Figure 7: Sample IoT enabled default passwords exploited by the Mirai attacks

The author encountered this issue as well recently when he received a new piece of ZWave enabled medical equipment. Examination of the device, which was designed to send data to a doctor, showed that the data was not only unencrypted in transit, but also that the system itself had no provision for password protection within the system itself. (Figure 8)

Figure 8: Authors Cpap Machine and attached ZWave device

 

  1. The perception that ‘Ease of Use’ means nothing to worry about caused by lack of awareness, education and documentation of security of IoT devices

 

  1. Overly complicated instructions and interfaces or worse, lack of control of device operation

Both of the issues mentioned above are very closely related. Many of the IoT devices available for sale feature the phrase ‘Ease of use or Easy to use’ in the product description. Apparently, this is used to imply the user has very little to worry about while using the device. Unfortunately, many users automatically assume that this means they are safe from security-related threats as well. As numerous examples have shown, this is far from the case, but many manufacturers are reluctant to include security warnings in the plethora of physical and electrical warnings already required by various laws.

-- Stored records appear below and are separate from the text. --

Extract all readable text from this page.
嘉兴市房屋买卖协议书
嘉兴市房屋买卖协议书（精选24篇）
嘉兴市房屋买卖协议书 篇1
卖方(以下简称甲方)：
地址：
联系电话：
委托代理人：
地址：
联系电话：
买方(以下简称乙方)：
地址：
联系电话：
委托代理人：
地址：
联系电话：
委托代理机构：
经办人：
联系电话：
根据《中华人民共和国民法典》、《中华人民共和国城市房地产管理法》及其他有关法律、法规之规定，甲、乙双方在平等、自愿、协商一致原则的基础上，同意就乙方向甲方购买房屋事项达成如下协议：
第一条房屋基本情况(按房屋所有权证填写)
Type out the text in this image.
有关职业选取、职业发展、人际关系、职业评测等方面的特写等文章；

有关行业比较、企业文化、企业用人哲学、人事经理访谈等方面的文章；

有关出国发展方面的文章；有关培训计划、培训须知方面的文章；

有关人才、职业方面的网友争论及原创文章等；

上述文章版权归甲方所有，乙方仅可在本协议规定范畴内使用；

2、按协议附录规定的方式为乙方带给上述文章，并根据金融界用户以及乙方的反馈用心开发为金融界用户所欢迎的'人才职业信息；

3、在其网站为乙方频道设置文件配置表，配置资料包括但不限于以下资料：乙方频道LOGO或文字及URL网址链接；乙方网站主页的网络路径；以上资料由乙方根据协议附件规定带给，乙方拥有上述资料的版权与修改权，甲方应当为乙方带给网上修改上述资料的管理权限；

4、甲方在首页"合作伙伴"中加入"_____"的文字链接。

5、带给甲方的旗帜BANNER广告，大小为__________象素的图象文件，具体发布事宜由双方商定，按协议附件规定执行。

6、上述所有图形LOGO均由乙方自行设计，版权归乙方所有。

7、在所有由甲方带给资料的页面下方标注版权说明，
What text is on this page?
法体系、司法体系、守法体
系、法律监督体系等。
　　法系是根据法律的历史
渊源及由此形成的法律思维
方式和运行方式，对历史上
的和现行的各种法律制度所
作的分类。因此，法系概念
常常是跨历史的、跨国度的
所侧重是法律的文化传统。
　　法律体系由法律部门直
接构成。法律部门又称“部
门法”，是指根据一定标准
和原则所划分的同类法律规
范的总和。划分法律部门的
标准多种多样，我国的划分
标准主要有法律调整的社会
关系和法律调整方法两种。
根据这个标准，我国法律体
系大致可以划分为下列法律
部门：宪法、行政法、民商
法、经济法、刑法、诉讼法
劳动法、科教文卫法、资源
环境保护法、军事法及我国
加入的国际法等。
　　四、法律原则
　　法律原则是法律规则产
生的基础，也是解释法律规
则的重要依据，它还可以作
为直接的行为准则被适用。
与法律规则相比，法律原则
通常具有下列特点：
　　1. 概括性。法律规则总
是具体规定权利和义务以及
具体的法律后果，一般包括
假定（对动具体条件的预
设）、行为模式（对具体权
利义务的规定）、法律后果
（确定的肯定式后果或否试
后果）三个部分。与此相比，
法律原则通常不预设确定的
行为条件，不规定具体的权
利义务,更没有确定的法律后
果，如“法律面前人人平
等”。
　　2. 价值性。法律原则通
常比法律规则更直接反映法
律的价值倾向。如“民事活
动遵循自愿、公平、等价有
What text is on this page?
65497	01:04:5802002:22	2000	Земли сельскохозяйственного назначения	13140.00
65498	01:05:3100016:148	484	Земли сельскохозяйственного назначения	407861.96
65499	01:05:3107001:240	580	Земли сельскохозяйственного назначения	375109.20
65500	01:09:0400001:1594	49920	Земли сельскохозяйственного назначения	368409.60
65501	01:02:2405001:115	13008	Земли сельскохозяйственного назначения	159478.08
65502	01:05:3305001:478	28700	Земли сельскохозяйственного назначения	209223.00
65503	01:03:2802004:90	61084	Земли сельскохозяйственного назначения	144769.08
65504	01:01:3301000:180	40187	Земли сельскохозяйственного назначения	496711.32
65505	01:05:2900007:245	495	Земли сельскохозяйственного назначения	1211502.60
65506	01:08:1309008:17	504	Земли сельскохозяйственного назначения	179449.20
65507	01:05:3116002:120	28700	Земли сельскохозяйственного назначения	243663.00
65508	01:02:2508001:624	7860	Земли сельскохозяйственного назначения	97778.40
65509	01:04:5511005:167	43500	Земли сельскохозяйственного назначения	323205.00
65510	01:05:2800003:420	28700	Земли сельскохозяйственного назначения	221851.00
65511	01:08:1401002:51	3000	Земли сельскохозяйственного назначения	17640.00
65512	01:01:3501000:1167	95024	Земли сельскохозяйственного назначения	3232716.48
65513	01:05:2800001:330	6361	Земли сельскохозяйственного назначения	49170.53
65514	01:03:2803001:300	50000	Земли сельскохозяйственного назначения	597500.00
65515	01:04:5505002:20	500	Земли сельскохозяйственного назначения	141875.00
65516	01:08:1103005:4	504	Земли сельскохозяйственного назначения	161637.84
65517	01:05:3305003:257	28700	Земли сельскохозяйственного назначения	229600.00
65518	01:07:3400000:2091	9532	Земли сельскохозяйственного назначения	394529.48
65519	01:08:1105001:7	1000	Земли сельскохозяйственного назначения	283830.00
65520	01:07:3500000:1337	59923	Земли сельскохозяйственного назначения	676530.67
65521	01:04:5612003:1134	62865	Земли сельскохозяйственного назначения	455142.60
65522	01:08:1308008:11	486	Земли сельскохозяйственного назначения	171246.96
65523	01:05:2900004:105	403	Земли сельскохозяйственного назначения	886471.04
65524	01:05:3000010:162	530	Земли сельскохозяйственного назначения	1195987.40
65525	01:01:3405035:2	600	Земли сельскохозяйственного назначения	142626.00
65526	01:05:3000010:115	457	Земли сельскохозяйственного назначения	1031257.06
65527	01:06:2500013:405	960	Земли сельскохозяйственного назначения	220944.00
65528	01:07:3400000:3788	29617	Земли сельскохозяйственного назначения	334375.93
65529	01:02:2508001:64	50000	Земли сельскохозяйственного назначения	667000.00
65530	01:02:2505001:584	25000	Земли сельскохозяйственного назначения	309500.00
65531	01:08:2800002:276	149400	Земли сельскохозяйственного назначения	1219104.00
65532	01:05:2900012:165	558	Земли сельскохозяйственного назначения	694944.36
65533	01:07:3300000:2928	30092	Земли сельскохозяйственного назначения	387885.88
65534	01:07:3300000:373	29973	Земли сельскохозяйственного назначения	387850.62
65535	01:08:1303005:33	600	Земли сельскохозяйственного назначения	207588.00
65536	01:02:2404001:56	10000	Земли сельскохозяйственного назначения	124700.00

Again, this comes back to the previously mentioned need for unified regulations and oversight. The alternative, meaningful efforts towards end-user education and information releases have so far failed to materialize until after some type of public incident or breach.

 

The examples mentioned and briefly discussed provide an overview of what, in the authors opinion are some of the significant issues facing the rapidly growing IoT industry. While not exhaustive, they are intended to make the reader think and most importantly ask questions and research the IoT devices they already own or are thinking of acquiring.